Soil biodiversity plays a vital role in crucial ecosystem functions around human health, nutrition, and recreation, yet data on the organisms that comprise soil biodiversity remain underrepresented in GBIF.

To improve the data's fitness for use in answering key research and policy questions, GBIF and the Soil Biodiversity Observation Network (SoilBON) have issued an open call for proposals from projects that can mobilize open data on soil biodiversity.

SoilBON is a global collaboration between the Global Soil Biodiversity Initiative (GSBI), the Global Soil Laboratory Network (GLOSOLAN), and numerous other partners, focused on making better use of available knowledge about soil biodiversity and ecosystem services.

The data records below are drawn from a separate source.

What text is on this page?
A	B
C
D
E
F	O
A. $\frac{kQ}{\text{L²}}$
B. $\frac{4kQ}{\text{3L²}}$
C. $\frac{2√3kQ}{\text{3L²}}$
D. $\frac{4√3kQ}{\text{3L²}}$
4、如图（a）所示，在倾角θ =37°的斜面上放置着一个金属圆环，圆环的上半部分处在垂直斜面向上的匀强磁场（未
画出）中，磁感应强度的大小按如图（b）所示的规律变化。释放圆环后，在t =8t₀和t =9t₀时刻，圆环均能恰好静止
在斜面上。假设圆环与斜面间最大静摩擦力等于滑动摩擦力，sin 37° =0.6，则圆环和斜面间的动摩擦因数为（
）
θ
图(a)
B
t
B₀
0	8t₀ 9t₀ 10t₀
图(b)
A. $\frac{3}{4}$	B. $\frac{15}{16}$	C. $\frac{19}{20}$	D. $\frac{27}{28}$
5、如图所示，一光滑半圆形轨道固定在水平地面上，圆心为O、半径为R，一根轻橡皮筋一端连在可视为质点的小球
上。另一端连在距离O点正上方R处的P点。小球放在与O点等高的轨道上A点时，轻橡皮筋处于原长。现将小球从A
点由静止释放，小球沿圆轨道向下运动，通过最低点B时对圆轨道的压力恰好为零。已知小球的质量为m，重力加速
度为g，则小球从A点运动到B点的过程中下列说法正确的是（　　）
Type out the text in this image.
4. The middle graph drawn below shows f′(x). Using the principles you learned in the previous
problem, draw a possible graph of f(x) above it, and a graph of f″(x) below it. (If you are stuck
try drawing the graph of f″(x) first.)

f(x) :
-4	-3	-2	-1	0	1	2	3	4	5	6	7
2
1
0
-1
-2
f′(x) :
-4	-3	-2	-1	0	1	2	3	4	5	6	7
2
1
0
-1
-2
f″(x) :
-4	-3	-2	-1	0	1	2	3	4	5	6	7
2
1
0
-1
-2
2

"This open call provides an opportunity to shed some light on blind-spot regions," said Carlos Guerra, co-leader of SoilBON. "Bringing us closer to conserving and understanding soil biodiversity and its relations with people who rely on soil living resources for their well-being and livelihoods."

The call will support between five to seven projects in all with selected researchers receiving up to $5,000 USD per project. All the data from this initiative will follow GBIF standards and data licensing guidelines, and datasets from underrepresented regions will receive priority consideration.

The deadline for SoilBON to receive proposals is Sunday, 10 July 2022 at 23:59 MDT (UTC-6).

"This call is essential to filling gaps in soil biodiversity data available through GBIF," said Dmitry Schigel, GBIF Scientific Officer. "It underpins our goal to enable researchers to discover more relevant data to help them address the most pressing questions in their fields of study. It's time for soil ecologists to get their turn."